Hello Adam, Many thanks for your quick response.
At 22:50 02/11/26 +0000, Adam M. Costello wrote:
Martin Duerst <[EMAIL PROTECTED]> wrote: > In http://www.ietf.org/internet-drafts/draft-ietf-idn-punycode-03.txt, > example (I) says: > > (I) Russian (Cyrillic): > U+043F u+043E u+0447 u+0435 u+043C u+0443 u+0436 u+0435 u+043E > u+043D u+0438 u+043D u+0435 u+0433 u+043E u+0432 u+043E u+0440 > u+044F u+0442 u+043F u+043E u+0440 u+0443 u+0441 u+0441 u+043A > u+0438 > Punycode: b1abfaaepdrnnbgefbaDotcwatmq2g4l > > The presence of the upper-case 'D' (not to say the string 'Dot' :-) > is confusing, because it seems completely arbitrary. There is no > upper-case letter in the Cyrillic string.
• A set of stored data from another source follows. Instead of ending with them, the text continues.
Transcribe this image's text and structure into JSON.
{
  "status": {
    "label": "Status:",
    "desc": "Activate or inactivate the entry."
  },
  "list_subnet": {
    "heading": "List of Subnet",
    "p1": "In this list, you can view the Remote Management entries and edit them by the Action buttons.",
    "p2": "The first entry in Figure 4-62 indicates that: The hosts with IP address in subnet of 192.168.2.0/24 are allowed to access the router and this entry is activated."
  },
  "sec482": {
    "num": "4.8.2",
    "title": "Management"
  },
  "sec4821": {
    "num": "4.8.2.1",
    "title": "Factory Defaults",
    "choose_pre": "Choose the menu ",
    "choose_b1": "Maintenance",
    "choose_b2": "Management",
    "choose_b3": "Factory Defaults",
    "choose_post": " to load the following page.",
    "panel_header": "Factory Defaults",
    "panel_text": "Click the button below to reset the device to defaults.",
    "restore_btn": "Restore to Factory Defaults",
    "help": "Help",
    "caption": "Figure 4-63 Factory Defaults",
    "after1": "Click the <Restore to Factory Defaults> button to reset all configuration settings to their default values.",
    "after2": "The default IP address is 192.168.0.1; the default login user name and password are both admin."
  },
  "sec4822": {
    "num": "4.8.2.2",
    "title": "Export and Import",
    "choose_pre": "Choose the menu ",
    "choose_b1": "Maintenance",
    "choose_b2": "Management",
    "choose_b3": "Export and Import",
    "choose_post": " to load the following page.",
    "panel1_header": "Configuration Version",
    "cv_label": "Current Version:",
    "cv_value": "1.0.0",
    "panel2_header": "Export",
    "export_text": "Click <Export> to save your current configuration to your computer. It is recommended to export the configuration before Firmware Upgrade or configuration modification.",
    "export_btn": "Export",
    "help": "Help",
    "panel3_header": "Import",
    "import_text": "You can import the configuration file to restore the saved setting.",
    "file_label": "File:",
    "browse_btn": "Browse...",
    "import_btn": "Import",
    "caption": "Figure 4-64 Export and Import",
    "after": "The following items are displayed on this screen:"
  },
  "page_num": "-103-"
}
> How did the upper-case D get in there? It corresponds to the uppercase U in one of the code points in the u+ notation. The sample Punycode implementation uses the case of the u as a 1-bit annotation.
I see. I don't think this is a very good idea to use the U+ for distinction, for the following reasons: 1) The u+ -> lower case, U+ -> upper case is not documented anywhere in the punycode draft (or at least I didn't find it). If used at all, it should be documented straight at the start of the examples. 2) The above convention is very easy to overlook, in particular because u+ and U+ look so very similar. It is close to a widely established convention, but differs slightly. 3) Punycode can be used in different ways, on mixed strings, on lc strings that still contain the original casing info, and on pure lc strings. Maybe there should be separate examples for all these three uses. Regards, Martin.